Pejabat mana yang berwenang memerintahkan Penyitaan :


Menurut Pasal 95 HIR bahwa, yang berwenang untuk memerintahkan penyitaan adalah Ketua
Pengadilan, namun dalam praktik hal tersebut dapat didelegasikan oleh Hakim, dengan demikian tidak
mutlak menjadi kewenangan Ketua Pengadilan, tetapi merupakan kewenangan Majelis Hakim yang
memeriksa perkaranya.

Adapun obyek sitaan adalah hanyalah berupa barang yang meliputi :


a. Barang bergerak atau barang tidak bergerak.
b. Barang berwujud atau tidak berwujud.
c. Surat-surat berharga.
d. Kapal terbang dan kapal laut.
e. Harta bersama suami isteri.

Adapun barang-barang yang tidak boleh disita adalah barang-barang yang meliputi : Hak sewa (hak
milik orang lain) dan harta milik orang ketiga.

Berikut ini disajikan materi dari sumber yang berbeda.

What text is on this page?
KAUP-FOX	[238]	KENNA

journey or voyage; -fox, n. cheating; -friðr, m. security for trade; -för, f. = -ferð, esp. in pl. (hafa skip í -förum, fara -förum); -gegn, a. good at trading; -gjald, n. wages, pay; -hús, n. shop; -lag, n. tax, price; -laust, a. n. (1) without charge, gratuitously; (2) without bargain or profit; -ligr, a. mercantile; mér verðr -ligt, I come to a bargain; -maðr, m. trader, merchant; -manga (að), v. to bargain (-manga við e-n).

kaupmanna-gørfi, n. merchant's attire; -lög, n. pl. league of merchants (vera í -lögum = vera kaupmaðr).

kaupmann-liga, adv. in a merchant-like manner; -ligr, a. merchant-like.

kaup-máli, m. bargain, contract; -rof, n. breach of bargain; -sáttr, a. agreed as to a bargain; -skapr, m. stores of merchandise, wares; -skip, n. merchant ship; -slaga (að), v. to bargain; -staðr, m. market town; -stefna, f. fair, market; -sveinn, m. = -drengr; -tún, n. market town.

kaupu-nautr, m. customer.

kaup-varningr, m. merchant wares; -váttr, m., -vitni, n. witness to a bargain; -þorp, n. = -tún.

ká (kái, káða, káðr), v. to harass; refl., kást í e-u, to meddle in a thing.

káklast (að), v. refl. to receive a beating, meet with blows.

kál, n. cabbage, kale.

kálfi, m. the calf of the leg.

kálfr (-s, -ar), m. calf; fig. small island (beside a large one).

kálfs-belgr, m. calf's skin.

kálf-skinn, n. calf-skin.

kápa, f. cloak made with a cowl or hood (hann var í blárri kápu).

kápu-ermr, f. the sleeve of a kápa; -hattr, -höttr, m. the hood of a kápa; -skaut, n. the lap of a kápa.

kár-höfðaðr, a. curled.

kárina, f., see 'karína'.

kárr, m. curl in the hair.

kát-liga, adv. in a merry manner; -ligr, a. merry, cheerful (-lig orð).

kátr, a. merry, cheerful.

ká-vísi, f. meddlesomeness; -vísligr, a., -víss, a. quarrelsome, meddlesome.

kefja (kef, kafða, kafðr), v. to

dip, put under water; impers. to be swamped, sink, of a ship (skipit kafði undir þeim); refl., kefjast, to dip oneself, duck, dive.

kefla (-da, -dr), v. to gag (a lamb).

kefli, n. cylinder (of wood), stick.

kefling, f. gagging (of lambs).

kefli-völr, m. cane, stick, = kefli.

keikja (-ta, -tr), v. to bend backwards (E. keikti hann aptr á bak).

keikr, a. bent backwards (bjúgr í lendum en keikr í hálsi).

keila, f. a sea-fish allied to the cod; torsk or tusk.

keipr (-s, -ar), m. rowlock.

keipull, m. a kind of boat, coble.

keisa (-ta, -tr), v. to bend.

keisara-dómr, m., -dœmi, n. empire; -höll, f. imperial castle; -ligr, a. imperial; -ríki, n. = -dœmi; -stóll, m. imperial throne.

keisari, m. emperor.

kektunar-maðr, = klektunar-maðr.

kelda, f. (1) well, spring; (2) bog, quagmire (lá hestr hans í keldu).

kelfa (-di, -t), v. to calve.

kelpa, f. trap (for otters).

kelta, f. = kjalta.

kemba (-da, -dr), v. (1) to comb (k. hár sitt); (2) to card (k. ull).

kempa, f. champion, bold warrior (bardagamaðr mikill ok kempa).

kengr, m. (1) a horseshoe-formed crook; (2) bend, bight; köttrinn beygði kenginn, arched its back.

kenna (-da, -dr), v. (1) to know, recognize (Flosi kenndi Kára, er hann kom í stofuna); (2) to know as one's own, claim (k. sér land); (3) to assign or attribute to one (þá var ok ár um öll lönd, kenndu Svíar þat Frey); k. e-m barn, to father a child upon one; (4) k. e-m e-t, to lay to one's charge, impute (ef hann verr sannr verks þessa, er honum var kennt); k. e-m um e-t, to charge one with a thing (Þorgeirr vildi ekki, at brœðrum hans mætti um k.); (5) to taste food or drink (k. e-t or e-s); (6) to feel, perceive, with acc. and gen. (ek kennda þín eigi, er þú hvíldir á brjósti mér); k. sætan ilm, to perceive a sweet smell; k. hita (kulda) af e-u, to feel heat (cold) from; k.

Permintaan sita tidak dapat dianggap sebagai perbuatan melawan hukum ( unlawfull/onrecht matige
daad), walaupun gugatan pokok dan permintaan sita ditolak oleh Pengadilan, hal tersebut dimaksudkan
untuk tetap menegakkan lembaga sita dan untuk menolak kewenangan pihak Tergugat yang
berkeinginan untuk mempermainkan Penggugat.

Tindakan Insidentil :
Sangat bijaksana sekali apabila ada permohonan atas sita, Hakim harus melakukan tindakan yang se
baik-baiknya, yaitu dengan melakukan “ proses Insidentil” yakni sebelum dilakukan proses pemeriksaan
pokok perkara. Hakim melakukan sidang secara khusus yang dihadiri oleh Penggugat dan Tergugat
berikut Panitera untuk menuangkan dalam berita acara. Adapun proses insidentil tersebut dimaksudkan
untuk mengabulkan atau menolak permintaan sita sebelum pemeriksaan pokok perkara dilakukan.